The purpose of the hackathon was not to just demo a concept at the end but also to prove that that impactful and valuable AI tools can be built at speed. Here is how it went for me:


The idea

My initial plan for the hackathon was to build a voice agent for accessible healthcare, one that could find available doctors and appointments near a user based on the problem they have.

However, I was pitched an idea of sytems being able to understand accurate user mood in real-time using acoustical cues and potentially improving customer support by helping support agents understand a situation better before even starting a conversation. I really liked the idea and decided to join the team to build this instead.

The plan was simple: Instead of just transcribing text and understanding the mood, make the system understand how the caller felt using acoustic cues in real-time and display that information on a dashboard with additional information to handle the customer issue better. The dashboard can then be utilized by a support agent before starting a conversation with the customer giving them a headstart.

Rapid Prototyping

We quickly found out that as the new LLM multi-modals are getting better and better over time. They are not just doing voice to text anymore but are able to understand users pitch, tone, pace as well. These data can also be extracted out of these multimodals easily and could be used to understand and figure out certain user moods based on these cues.

What worked

For rapid protyping of the concept, Google AI Studio worked well for us as it provided a sandboxed environment which was able to talk to 3rd party services directly.

It was very easy to prototype the initial logic and we had a working proof of concept under the AI studio playground very quickly. When we passed some audio samples to see if it could accurately pick up on nuanced cues like pitch changes and hesitation. It worked.

With the core logic validated, we took that code and started building on top of it.

What didn't work

Parallelly we also tried to build POC using claude web UI but it was not as effective as it could not run the application with the API connection to any voice multimodal which AI Studio did better and use google multimodals automatically.

Detecting Emotions using VAPI Assistant

We wanted to use VAPI as our core engine for voice processing. Looking at their docs, we found out that VAPI supports amotion detection for their assistants.

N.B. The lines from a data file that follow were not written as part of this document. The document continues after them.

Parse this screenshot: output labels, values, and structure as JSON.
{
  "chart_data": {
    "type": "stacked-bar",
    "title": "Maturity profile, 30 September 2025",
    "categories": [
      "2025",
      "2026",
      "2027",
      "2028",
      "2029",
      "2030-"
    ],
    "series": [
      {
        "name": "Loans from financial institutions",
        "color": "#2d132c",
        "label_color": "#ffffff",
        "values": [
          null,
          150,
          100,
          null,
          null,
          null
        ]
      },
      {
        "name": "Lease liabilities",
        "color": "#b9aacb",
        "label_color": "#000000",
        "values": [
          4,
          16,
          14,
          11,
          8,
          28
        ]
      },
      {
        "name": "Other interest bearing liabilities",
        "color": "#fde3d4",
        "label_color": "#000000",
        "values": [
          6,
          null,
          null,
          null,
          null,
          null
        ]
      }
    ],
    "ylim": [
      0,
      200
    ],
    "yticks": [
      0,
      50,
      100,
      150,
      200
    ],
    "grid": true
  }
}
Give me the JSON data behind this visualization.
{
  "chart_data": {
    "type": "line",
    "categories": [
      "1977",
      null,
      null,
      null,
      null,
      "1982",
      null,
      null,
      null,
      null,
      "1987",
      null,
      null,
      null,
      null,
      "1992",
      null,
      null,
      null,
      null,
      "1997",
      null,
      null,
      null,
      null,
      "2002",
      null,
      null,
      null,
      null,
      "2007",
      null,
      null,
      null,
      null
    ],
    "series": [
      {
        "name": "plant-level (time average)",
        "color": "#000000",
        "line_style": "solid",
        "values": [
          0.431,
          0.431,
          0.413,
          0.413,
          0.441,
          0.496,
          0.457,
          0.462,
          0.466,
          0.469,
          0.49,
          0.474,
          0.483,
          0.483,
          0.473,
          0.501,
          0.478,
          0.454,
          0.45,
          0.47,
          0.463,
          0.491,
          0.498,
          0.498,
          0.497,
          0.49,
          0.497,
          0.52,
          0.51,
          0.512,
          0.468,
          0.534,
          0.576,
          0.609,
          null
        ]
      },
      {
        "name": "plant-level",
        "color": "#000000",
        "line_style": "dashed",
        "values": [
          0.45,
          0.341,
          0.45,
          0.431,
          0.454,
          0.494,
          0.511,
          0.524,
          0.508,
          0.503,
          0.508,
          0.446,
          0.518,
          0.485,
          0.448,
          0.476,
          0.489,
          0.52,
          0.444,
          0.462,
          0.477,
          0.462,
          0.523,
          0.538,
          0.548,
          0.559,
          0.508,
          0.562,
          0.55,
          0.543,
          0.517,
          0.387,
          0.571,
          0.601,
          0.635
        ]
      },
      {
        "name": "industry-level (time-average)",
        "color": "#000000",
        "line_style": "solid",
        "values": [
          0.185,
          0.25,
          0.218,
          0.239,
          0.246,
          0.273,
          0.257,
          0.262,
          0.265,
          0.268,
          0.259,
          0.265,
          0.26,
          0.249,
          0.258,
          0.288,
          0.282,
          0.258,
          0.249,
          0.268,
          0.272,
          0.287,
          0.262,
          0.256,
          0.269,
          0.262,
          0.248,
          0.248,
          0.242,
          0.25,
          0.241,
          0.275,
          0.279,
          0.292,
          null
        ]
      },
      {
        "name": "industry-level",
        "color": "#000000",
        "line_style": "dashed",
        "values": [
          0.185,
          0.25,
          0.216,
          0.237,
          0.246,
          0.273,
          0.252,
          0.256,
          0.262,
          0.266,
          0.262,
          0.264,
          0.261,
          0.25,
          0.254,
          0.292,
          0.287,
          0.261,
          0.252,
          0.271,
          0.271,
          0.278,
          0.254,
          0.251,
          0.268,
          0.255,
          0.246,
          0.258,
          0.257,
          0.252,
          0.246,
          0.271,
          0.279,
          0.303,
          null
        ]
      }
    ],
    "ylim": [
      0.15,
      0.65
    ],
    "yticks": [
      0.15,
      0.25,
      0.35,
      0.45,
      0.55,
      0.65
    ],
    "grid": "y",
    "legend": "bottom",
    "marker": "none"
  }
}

Here is a how their orchestration layer looks like.

VAPI Emotion Detection

They mention under Emotion Detection:

Emotion detection – Detects user tone and passes emotion to the LLM.

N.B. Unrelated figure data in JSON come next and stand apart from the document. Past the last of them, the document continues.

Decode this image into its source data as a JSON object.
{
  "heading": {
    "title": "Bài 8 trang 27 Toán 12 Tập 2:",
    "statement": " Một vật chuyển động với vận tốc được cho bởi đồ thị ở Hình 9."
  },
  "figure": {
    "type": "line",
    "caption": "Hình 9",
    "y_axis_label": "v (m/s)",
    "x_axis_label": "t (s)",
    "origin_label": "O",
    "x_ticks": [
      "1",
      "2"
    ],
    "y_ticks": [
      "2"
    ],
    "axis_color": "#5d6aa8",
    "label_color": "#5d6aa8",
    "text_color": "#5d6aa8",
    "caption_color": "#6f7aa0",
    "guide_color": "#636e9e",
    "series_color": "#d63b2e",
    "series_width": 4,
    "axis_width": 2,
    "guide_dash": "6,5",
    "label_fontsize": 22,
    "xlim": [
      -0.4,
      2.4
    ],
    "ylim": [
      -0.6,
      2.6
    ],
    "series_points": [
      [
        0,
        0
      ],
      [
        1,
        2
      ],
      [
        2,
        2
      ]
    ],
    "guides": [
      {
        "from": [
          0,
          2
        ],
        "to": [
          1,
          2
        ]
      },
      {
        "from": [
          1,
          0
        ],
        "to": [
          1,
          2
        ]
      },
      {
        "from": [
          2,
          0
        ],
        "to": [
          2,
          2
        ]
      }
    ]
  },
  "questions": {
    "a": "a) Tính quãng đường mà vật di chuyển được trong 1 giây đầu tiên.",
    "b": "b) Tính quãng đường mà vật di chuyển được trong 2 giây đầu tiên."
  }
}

How a person says something is just as important as what they’re saying. So we’ve trained a real-time audio model to extract the emotional inflection of the user’s statement. This emotional information is then fed into the LLM, so knows to behave differently if the user is angry, annoyed, or confused.

We used context7 to provide vapi docs context to our Code Assistant and with this additional context, we were able to create a working prototype using Vapi voice engine pretty quickly.

How system works:

Situation:

A user faces an issue, Calls support. An AI/Robot caller usually takes the initial screening to get user details etc and asks them to describe the issue they are facing

The user says:

I think I have a problem and I need your assistance. Um, there's an error showing on my page and I'm not sure what to click. Can I talk to somebody about this?

Analysis:

The system tries to understand user acoustic tone and based on that detects the user's emotions in real-time

Result:

The support agent is presented with a dashboard that shows the user's emotions in real-time, problem the user is facing and steps to help the user to resolve the issue in best possible way.

Value:

  • Smoother conversations: De-escalating anger before it boils over.
  • Early Preparation: Dashboard provides help docs if needed for the issue the user is facing beased on the described proble.
  • Faster resolutions: Support agent know exactly what the caller needs and how to handle the issue and resolve it in best possible way.

MVP

The code for the MVP version that we demoed at the hackathoncan be found on Github - CallSensei.

CallSensei Dashboard

Limitations/Challenges

  • The system only supports a single language (English) and it will fail if the user speaks any other language.
  • Most of the heavylifting is taken care of by VAPI which could lead to a vendor lock-in in the future and could potentially restrict us from doing some customizations.
  • Although the system worked well in a quiet environment, It got confused when there were some noises in the background or when it detected an additional person speaking.

Some learnings

  • It's usually a good idea to build a proof of concept using a sandboxed environment that could run fullstack apps easily and could be shared with others to test them without hassle.
  • Although pitching the idea comes at the end, Its a good idea to use some time to prepate a bit together as a team to be able to express the value your idea brings.
  • It's great to have someone from a product perspective that can review and test the idea simultaneously from a value perspective.